The semi-arid plains of Somalia left its people no choice but to rear cattle. They had no skills such as carpentry or black smith welding so the nomadic lifestyle became their lifeline. Typical of dry climates, rain was a scarce and precious commodity upon which life depended upon. The grass needed water to grow, cattle needed grass, children needed milk, people needed meat. Rain, then, is a pivotal point in our culture denoting happiness and beauty. Even the Somali calendar revolves around the rain seasons. In Somali literature and poetry, rain is a favoured topic. Below you will find an excerpt from a lengthy tale about a sultan worried about the severe drought, sending his wise men to look for answers to rest the hearts, and finding assurance from the most unexpected of places.

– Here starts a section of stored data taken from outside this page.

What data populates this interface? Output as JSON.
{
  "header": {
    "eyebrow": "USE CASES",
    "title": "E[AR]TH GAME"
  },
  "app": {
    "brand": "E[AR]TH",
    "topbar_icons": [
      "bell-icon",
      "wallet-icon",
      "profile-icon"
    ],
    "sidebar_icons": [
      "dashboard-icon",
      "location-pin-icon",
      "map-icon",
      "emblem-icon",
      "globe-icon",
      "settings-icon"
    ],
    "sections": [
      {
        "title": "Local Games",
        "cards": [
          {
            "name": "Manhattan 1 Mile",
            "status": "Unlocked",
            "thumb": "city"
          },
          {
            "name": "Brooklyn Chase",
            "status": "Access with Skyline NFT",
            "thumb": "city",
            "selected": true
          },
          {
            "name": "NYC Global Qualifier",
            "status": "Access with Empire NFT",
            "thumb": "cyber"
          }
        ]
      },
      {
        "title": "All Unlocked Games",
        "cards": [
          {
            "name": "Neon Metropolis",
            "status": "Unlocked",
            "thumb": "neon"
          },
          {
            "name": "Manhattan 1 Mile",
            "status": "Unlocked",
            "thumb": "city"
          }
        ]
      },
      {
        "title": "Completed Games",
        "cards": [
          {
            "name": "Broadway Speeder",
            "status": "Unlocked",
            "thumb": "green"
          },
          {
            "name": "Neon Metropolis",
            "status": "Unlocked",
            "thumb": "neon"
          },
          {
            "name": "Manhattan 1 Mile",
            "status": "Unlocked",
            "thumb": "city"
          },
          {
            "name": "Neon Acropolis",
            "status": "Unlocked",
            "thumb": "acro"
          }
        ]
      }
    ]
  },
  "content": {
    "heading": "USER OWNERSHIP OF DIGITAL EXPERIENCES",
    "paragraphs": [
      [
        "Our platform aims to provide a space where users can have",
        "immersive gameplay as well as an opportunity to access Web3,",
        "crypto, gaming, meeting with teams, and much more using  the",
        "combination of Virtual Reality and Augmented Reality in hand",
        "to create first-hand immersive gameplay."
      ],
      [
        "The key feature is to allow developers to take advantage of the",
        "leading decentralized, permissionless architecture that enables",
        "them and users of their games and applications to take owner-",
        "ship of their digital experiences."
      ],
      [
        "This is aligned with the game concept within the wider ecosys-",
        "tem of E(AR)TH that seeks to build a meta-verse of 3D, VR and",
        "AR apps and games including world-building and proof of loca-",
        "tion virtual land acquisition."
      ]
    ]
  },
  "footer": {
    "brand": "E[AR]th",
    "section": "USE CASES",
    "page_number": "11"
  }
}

The following is a transcription from an anthology of translated Somali poetry¹. Being a translation of an eloquent language that only had mouths and minds as mode of transmission,as books and ink,as a legacy – it goes without saying that the intricate beauty cannot be transported to another country,another language. One particular poem that soothed me was preceded by this short commentary :
It was the custom that when a man was seeking a girl in marriage and her family looked on him with favour, he would pay a visit to her homestead,bringing gifts. With him would come some of his kinsmen, to add solemnity to the visit and protect him, and the gifts, on the journey. In his youth, Cumar Ostreeliya accompanied his cousin Maxamed on such a journey to the home of Weris, Maxamed’s bride-to-be, and he composed this poem in her honour.
If in these verses, linked by the sound of ‘S’
I were to give a true account, O Weris, of your qualities
Unlocking the coffers of my skill
And opening my breast where clocklike beats my heart,
And were I to describe your appearance
Just as it was first created-
Why,the men who dwell in distant Sirow
Would all come here to seek you out!
But since the evil eye of jealousy
Is not wont to miss its aim,
I shall instead speak simply
Listen, then, to my words tonight,
For this is no time to sleep-
See,we have brought fire and pulled aside
The barrier gate of the thorny fence!